The Complete Guide to AR-15 Accuracy (http://www.amazon.com/exec/obidos/tg/detail/-/0967094852/qid=1100653374/sr=8-1/ref=sr_8_xs_ap_i1_xgl14/102-5700725-4676933?v=glance&s=books&n=507846)

Black Magic: The Ultra Accurate AR-15 (http://www.amazon.com/exec/obidos/tg/detail/-/1931220018/qid=1100653347/sr=8-1/ref=sr_8_xs_ap_i1_xgl14/102-5700725-4676933?v=glance&s=books&n=507846)

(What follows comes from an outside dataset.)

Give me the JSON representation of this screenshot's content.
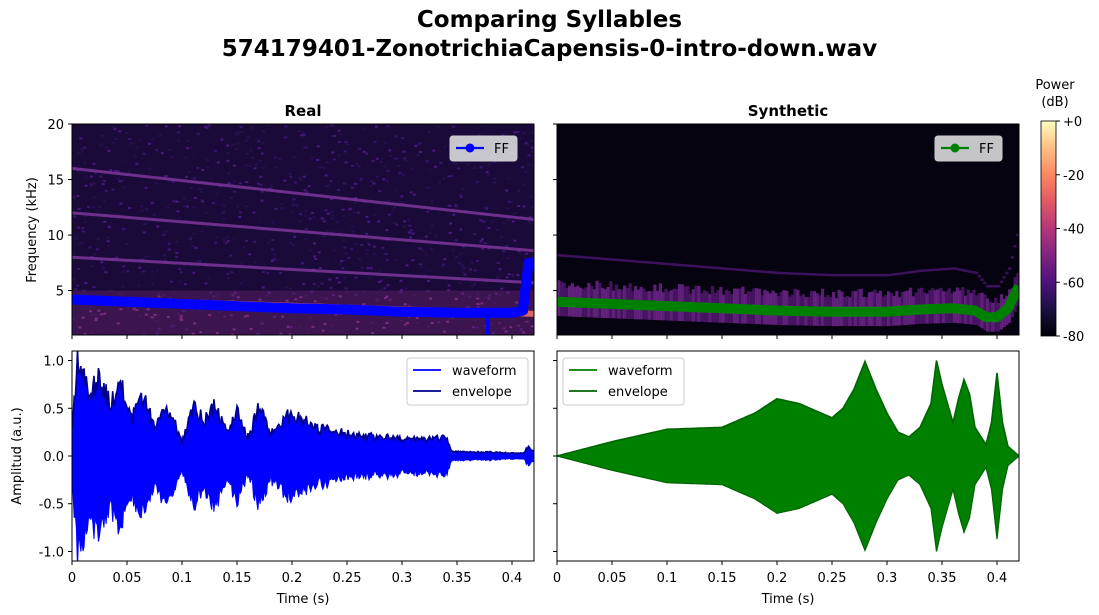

I would suggest that you should expect to have more than tinkering skills, however. To achieve your goal you will probably need some moderate gunsmithing skills. In the long run, it will probably be a very fulfilling experience, but I don't know if you will save any money on one rifle. You might even be better off paying an AR smith to accurize a rifle for you.

bikenjam
November 17, 2004, 10:12 PM
Does any one know where i could get a thick upper and lower like on the JP rifles? Also, about how much would it be for a custom AR-15 for varmints with the best components?

IceMan_1
November 21, 2004, 07:08 PM
www.ameetecarms.com , has a thick billet side charging upper!

SmokinTom
December 3, 2004, 08:42 AM
I`ve built a bunch of AR-15`s.The first was a little difficult,the rest not to bad.With the Bad Ban over the prices will come down somewhat.You might want to check out your local gun shows.

4V50 Gary
December 4, 2004, 01:26 PM
I've built a few myself and learned straight out of the USMC Armorer's Manual.

It's cheaper to roll your own but be sure to start out with quality parts from reputable dealers.